The serotonergic profile changes as it grows (function of receptor/neurotransmitter systems, types of 5HT receptors, their activity, number, location, serotonin level). In autistic persons this process is probably disturbed from the neurogenesis [8] and [10]. In postnatal life, due to the blood–brain barrier, peripheral and central 5HT are two different deposits. The main producer and a storeroom for the peripheral 5HT are the intestinal enterochromaffin

cells (ECH), and specifically their subgroup referred to as serotonin cells (ECH 5HT). 2% of 5HT in our bodies is stored in the CNS, 95% in the intestines (90% in buy Saracatinib ECH and 10% in the enteric nervous system – ENS), the remaining part is in blood PLT [11]. 5HT is mainly secreted paracrinely from ECH 5HT onto the gastrointestinal (GI) mucosa. It penetrates into the intestinal lamina propria (it impinges Alpelisib molecular weight on the peripheral nerves’ endings and affects the enteric immune system) and diffuses into the peripheral blood. Small amounts can be found in intestinal lumen (trace amount detected in faeces) [12]. 5HT secreted from ECH is subject to active SETR-mediated reuptake. Molecularly identical SERT is present on blood PLT, cells of the mucosa of the intestines and lungs,

and in the central, peripheral and enteric nervous system. It has been suspected that it is SERT that is responsible for serotonergic disorders in autistic persons. Conducted molecular analyses do not confirm the above theory [13]. Free 5HT in peripheral blood is subject to first pass metabolism in the liver and to a lower degree in the lungs. It is only the 5HT, hidden in blood PLT that avoids the metabolism [12]. Due to the few-day half-life (T1/2) of 5HT and the short time of life of PLT, the PLT level of 5HT reflects the current availability of 5HT for PLT. It should Resveratrol be accepted that PLT 5HT is a reflection of the intestinal production [11]. 5HT is broken down in the body by MAO – A into 5-hydroxyindoleacetic acid (5HIAA), which is subsequently extracted from urine.
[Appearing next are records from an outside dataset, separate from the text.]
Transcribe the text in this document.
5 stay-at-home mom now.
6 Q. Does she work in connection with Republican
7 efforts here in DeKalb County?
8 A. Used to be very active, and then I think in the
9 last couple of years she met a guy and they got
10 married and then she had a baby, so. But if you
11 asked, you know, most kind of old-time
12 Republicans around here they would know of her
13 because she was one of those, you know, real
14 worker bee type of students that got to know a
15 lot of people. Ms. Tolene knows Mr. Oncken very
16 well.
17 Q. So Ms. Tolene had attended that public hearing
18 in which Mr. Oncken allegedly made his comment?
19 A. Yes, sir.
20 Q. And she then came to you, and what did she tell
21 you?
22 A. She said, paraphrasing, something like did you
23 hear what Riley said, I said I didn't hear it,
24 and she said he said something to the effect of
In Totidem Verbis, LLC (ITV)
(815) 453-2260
An indirect proof of an increased serotonin turnover is increased extraction of 5-HIAA [14]. Recently an increased number in ASD patients suffering from problems relating to the GI tract in comparison to the population of persons without the autistic features has been observed. The most common disorders include abdominal pains, disorders in gastrointestinal motor activity and nutritional problems. Both endoscopic and histopathological examinations have confirmed on several occasions an increased number of patients with autistic disorders, suffering from chronic inflammation of the abdomen, the duodenum and the colon [15], [16], [17] and [18]. Moreover, autistic patients present the signs of microbiological gut dysbiosis [19] and [20]. Serotonin is one of the GI transmitters (signaling molecule), which plays a vital role in the perception, motor activity and secretion of the GI tract.